Time Runs Out on Jumbo Ski Resort's Environmental Certificate

Friday, June 19, 2015

The Tyee

Advocates for keeping Jumbo Glacier wild welcomed news that the environmental certificate has expired for a controversial year-round ski resort that had been proposed for the Kootenay glacier.

Environment Minister Mary Polak announced June 18 that she has decided that the Jumbo Glacier Resort project had not been substantially started by the deadline in its environmental certificate, a decision that means the project may not proceed without obtaining a new certificate.

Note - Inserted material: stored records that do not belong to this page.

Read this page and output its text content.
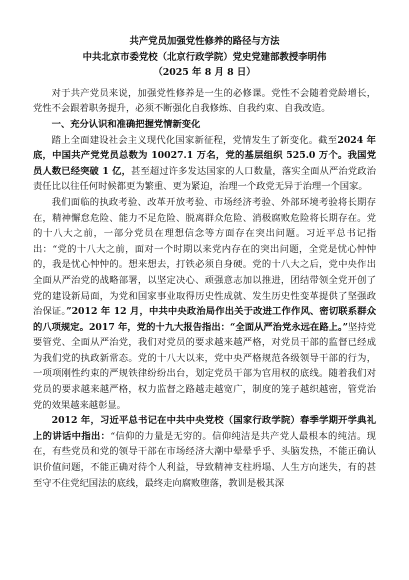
共产党员加强党性修养的路径与方法
中共北京市委党校（北京行政学院）党史党建部教授李明伟
（2025 年 8 月 8 日）

对于共产党员来说，加强党性修养是一生的必修课。党性不会随着党龄增长，党性不会跟着职务提升，必须不断强化自我修炼、自我约束、自我改造。

一、充分认识和准确把握党情新变化

踏上全面建设社会主义现代化国家新征程，党情发生了新变化。截至2024 年底，中国共产党党员总数为 10027.1 万名，党的基层组织 525.0 万个。我国党员人数已经突破 1 亿，甚至超过许多发达国家的人口数量，落实全面从严治党政治责任比以往任何时候都更为繁重、更为紧迫，治理一个政党无异于治理一个国家。

我们面临的执政考验、改革开放考验、市场经济考验、外部环境考验将长期存在，精神懈怠危险、能力不足危险、脱离群众危险、消极腐败危险将长期存在。党的十八大之前，一部分党员在理想信念等方面存在突出问题。习近平总书记指出：“党的十八大之前，面对一个时期以来党内存在的突出问题，全党是忧心忡忡的，我是忧心忡忡的。想来想去，打铁必须自身硬。党的十八大之后，党中央作出全面从严治党的战略部署，以坚定决心、顽强意志加以推进，团结带领全党开创了党的建设新局面，为党和国家事业取得历史性成就、发生历史性变革提供了坚强政治保证。”2012 年 12 月，中共中央政治局作出关于改进工作作风、密切联系群众的八项规定。2017 年，党的十九大报告指出：“全面从严治党永远在路上。”坚持党要管党、全面从严治党，我们对党员的要求越来越严格，对党员干部的监督已经成为我们党的执政新常态。党的十八大以来，党中央严格规范各级领导干部的行为，一项项刚性约束的严规铁律纷纷出台，划定党员干部为官用权的底线。随着我们对党员的要求越来越严格，权力监督之路越走越宽广，制度的笼子越织越密，管党治党的效果越来越彰显。

2012 年，习近平总书记在中共中央党校（国家行政学院）春季学期开学典礼上的讲话中指出：“信仰的力量是无穷的。信仰纯洁是共产党人最根本的纯洁。现在，有些党员和党的领导干部在市场经济大潮中晕晕乎乎、头脑发热，不能正确认识价值问题，不能正确对待个人利益，导致精神支柱坍塌、人生方向迷失，有的甚至守不住党纪国法的底线，最终走向腐败堕落，教训是极其深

"I have determined that the project, in my reasonable opinion, had not been substantially started by Oct. 12, 2014," Polak wrote in her 10-page determination. "While it is clear that some construction has been started, I am not convinced that the physical activity undertaken on the various components meets the threshold of a substantially started project."

In making the decision, Polak considered submissions from Glacier Resorts Ltd., the Ktunaxa Nation Council and the Shuswap Indian Band. She also received guidance from past court decisions, reviewed a report from the Environmental Assessment Office, and made a visit to the site.

The project received an environmental certificate in 2004 and the company had five years to start building. The government extended that deadline by five more years in 2009. The project has been in the works for nearly 25 years.

Advocates push for protected status

The glacier is located in the traditional territories of both the Ktunaxa Nation and the Shuswap Indian Band, which have long opposed the project. In 2010, the Ktunaxa declared Qat'muk, the upper part of the Jumbo Creek valley, protected as a refuge for both the Grizzly Bear Spirit and grizzly bears.

The Kootenay environmental group Wildsight, based in Invermere, said that public opposition and the failure to meet environmental requirements had killed the project. "We are overjoyed with the province's decision," Wildsight director Robyn Duncan said in a press release. "This is the only reasonable outcome for this beleaguered project."

Joe Foy, the Wilderness Committee's national campaign director, said in a statement, "We knew this project was already on thin ice. The B.C. government must now take steps to ensure that the Jumbo Pass area is granted protected area status, so this ill-conceived resort proposal never comes back again to endanger the region's grizzly bears and other wildlife."

Plans for the $450-million development included a 104 hectare ski resort, a 6,250 bed hotel, condominium vacation homes and other amenities. Ski runs would use another 5,925 hectares of the valley.